Strike disrupts research at Puerto Rico’s top university


Source: Science



Last week molecular biologist Juan Ramirez-Lugo put all his coral samples in the freezer, locked the door of his lab, and told his six undergraduate assistants to stay home the next day. The assistant professor of biology at the University of Puerto Rico (UPR) in San Juan wasn’t happy about yet another disruption to his research on seasonal variations in how corals respond to thermal stress and his efforts to give undergraduates “authentic research experiences.” But he felt he had no choice.

Ramirez-Lugo’s campus has been shut down since late March, when students began a peaceful protest against proposed massive cuts to the territory’s flagship university as part of a slew of austerity measures to address the territory’s fiscal crisis.

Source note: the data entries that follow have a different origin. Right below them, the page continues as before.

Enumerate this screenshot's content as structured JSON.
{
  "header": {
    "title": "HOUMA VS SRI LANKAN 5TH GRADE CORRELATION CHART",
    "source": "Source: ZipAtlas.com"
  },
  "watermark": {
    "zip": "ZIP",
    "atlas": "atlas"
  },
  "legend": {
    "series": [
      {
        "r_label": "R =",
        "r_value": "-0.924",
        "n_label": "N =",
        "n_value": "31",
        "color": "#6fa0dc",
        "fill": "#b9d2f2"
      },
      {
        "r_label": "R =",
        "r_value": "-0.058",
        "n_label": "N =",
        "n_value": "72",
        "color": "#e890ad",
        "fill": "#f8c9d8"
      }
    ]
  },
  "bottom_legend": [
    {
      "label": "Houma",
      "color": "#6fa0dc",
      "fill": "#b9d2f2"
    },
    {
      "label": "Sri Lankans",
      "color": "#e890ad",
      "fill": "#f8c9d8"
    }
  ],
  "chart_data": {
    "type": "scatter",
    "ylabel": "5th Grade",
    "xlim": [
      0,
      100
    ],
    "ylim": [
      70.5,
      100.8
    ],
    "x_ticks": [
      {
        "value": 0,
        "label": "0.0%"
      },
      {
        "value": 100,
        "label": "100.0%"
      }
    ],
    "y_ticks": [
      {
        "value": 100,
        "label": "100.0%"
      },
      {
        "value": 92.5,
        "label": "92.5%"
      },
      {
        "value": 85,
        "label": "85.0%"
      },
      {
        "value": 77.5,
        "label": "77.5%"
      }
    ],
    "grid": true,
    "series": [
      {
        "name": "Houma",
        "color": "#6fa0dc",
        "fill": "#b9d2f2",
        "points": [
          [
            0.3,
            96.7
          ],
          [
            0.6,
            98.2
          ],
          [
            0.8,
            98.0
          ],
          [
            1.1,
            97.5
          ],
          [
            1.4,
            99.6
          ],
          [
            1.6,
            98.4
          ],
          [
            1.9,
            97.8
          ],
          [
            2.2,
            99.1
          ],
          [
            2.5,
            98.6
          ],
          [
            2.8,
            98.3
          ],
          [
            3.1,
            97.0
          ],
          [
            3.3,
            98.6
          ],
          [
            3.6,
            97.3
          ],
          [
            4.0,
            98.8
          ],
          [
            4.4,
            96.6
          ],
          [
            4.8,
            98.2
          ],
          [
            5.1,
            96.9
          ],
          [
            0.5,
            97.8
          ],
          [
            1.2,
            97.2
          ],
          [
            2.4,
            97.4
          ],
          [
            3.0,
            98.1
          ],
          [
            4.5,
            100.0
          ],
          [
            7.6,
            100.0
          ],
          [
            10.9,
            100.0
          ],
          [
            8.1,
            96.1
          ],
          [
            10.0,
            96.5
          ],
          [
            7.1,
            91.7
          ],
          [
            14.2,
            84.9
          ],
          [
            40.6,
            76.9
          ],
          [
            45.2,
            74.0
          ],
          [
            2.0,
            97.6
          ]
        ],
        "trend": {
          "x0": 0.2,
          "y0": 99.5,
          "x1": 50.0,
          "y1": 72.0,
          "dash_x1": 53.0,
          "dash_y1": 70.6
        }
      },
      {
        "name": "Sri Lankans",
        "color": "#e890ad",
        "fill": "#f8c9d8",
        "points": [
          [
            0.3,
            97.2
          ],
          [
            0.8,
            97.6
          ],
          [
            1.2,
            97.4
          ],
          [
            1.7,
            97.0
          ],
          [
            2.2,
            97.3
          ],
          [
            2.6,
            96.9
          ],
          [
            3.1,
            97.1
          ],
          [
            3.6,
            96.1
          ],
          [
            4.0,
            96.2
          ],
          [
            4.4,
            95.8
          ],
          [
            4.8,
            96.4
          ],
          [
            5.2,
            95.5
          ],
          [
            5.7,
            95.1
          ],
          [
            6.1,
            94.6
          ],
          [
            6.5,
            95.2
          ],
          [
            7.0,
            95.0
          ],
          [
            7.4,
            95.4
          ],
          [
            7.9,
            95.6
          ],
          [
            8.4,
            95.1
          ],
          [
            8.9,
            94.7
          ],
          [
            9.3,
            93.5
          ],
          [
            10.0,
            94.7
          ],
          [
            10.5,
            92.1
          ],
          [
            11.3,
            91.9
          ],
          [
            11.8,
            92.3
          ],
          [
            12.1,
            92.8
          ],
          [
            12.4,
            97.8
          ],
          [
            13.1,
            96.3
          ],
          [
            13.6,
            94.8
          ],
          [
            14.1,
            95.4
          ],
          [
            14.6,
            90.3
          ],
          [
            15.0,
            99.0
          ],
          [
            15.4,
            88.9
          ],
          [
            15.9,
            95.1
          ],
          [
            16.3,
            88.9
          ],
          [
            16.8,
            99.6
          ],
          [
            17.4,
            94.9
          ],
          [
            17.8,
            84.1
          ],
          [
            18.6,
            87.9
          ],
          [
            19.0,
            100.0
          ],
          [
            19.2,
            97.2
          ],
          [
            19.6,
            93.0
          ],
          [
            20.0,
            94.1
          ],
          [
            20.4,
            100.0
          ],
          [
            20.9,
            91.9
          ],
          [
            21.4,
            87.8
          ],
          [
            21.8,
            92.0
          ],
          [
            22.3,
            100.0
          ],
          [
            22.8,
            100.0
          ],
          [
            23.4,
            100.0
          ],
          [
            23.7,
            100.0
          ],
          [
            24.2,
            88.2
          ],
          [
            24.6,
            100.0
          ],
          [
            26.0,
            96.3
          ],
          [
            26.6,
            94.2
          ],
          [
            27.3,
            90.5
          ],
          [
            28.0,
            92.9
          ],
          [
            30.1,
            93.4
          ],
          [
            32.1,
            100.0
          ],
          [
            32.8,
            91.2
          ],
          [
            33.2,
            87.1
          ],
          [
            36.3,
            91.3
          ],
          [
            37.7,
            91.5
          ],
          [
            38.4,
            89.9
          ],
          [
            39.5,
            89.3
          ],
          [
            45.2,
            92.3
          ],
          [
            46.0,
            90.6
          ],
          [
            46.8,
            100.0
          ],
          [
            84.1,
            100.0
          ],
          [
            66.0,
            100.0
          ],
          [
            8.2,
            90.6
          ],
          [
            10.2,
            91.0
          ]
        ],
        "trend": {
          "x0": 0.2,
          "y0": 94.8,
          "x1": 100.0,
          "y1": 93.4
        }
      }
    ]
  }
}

On 10 May the strikers voted to ignore a judge’s order to end their protest, raising concerns about possible violence if the authorities tried to enforce the court ruling.

That didn’t happen, and the next day Ramirez-Lugo was able to return to work. However, he and the rest of the UPR faculty remain pawns in a larger battle over the U.S. territory. The fate of its 3.6 million residents rests in the hands of a federal judge who this week began hearing testimony from the government and those owed some $74 billion in bonds. (Puerto Rico also has $49 billion in unfunded pension obligations.)